我並不喜歡講話,因為我一張口,就不由自主地想到某一出激昂的歌劇選段,那些學習聲樂的日子裏,我連講話的聲音,有時侯都不由自主地充滿著專業的味道,我喜歡聽到身體各個器官的共鳴發出來的神奇的聲音,在我的世界裏,似乎現實世界並不存在,有時侯我拿著樂譜練琴的時候,沉溺在樂曲的此起彼伏中,我會恍惚地感覺到那才是我的世界,周圍空無一人,惟有聲音的呢喃喋喋不休,跟著叢林的蟲鳥一樣,悠然來去。

我喜歡橙色。發瘋一樣地喜歡。我是一個天生偏執的女人,一旦發現一種愛慕,就會變成迷戀,漸漸侵入發膚,強迫變成自己的標簽。就像我愛溫特,我並不懷疑溫特是不是值得熱愛,我隻是太明白自己的那種戀物癖的可怕。愛情,是我所有戀物癖的情懷的總和。

我因為愛著橙色,於是我的衣服,我的手套,我的飯盒,甚至我的牙刷,都是這種暖暖的,曖昧的顏色。我如同一隻生長在寒帶的桔子一樣蓬勃而明媚,卻又象熱帶的冰寒一樣難以靠近。我不知道除了音樂,還有什麼可以占據我的思維,我的精力,我的生命。

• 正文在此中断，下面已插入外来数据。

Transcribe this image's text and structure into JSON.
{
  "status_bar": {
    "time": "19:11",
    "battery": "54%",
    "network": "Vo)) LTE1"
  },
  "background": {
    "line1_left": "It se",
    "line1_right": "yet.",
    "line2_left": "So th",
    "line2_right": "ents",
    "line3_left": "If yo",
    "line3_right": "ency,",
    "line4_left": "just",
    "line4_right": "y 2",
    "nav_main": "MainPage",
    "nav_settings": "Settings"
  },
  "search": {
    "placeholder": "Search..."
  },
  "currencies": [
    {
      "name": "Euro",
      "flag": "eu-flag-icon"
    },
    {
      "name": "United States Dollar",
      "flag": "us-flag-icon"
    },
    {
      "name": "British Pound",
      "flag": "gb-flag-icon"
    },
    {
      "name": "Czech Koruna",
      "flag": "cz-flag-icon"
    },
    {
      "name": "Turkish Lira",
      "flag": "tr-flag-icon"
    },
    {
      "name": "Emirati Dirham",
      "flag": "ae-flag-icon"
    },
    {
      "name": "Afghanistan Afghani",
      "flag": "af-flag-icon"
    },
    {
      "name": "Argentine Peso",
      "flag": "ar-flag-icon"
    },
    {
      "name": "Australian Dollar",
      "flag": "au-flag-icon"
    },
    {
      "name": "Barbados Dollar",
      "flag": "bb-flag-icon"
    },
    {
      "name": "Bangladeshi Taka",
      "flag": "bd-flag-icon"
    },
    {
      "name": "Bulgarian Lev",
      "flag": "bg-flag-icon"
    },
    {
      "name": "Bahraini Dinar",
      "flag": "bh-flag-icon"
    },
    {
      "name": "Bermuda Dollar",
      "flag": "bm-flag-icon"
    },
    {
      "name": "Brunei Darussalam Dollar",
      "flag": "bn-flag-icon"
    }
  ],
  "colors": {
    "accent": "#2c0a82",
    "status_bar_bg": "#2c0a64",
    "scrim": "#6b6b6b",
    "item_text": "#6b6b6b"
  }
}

我是大家口中的桔子。一來二往,我也習慣了忽略自己的名字,甚至在打電話給方琳的時候,都會說:“是我呀,桔子。”

如果我能擁有方琳一半的開心和陽光,我也會心滿意足,如果我是男人,我一定會選擇這樣的女子為伴,因為有了她,你可以看到光輝,看到希望,看到陽光和四季交替的風光,而不必擔心風雨何時來臨。

我和方琳認識已經很多年,出生在同一座城市,一起考入同所大學的同一個專業,也不是沒有緣分。隻是,不知道為什麼歲月在方琳的身上似乎顯示出了格外寵愛的情懷,因為當年我在陽光下看到那個圓圓臉,圓圓下巴的女生,她都始終沒有改變模樣,除了著裝和發型上的疏漏,她那張臉,從來變過,始終是那樣洋溢著笑,洋溢著甜美和開心。她似乎生來就是這個甜美的模樣,並且負責一直甜美下去,至少在我看來,是這樣。

那時候在寢室樓道裏經常聽到一個優美的女高音頻繁的喊聲:“桔子,你吃午飯了嗎?”

“桔子,我們去圖書館借書吧。”

“桔子,我們一起去練聲吧。”

“桔子,有你的信,我幫你拿回來了。”

……

我和方琳的寢室隔一層樓,我經常在手忙腳亂的時候,看到她一張仰起來的笑臉,在陽光下閃閃發光,她也曾經對我說,“你真是好奇怪,似乎全世界的事情都與你無關,你活得不真實,你要改變。桔子!”

方琳是絕對入世型的女生,任何事情在她看來都可以解決,她與同學老師們的關係,都意外地好,她的專業也非常優秀,獲過好多校內校外的獎,她的夢想,是站在悉尼歌劇院與帕格尼尼合作《卡門》。而我,我自閉而普通,沒有什麼理想,甚至連畢業後的走向都從來沒有想過。

不管怎麼樣,方琳是我生活的一部分,每天與她一起度過大段大段的時間,是我的情願。

但是我們之間很少講秘密,也不是因為彼此的不信任,而是我們之間雖然相處的時間很長,但是誰都沒有提及自己隱私的習慣,久而久之,不談隱私也變成我們彼此的習慣,我僅僅是有一次在傍晚的操場上看到過方琳披散著頭發,穿著一件很簡單的睡衣,表情憂傷地沿著跑道走了一圈一圈又一圈,我甚至懷疑她幾次已經看到了我的存在,但是她仿佛從來不認識我一樣,就那樣任性地,奇怪地行走過去,奇怪地象一片塵埃。我因為這一次的發現,對方琳有了一些嶄新的認識,但是很快,那些藏在心底的懷疑就被我自己輕輕地拂去,仿佛什麼都沒有發生過,不得不說,我有時侯是習慣自我欺騙的,寧願相信她是那款我心目中所標簽上的標準性格,簡單,活潑,陽光,可愛,我是那麼地有點強迫性人格,我喜歡為我身邊的人,加上我自作主張的標簽,並且希望他們從此永遠按照標簽上我對他們的認識而延遲下去,直到彼此死去。

我是不肯承認我的自私的。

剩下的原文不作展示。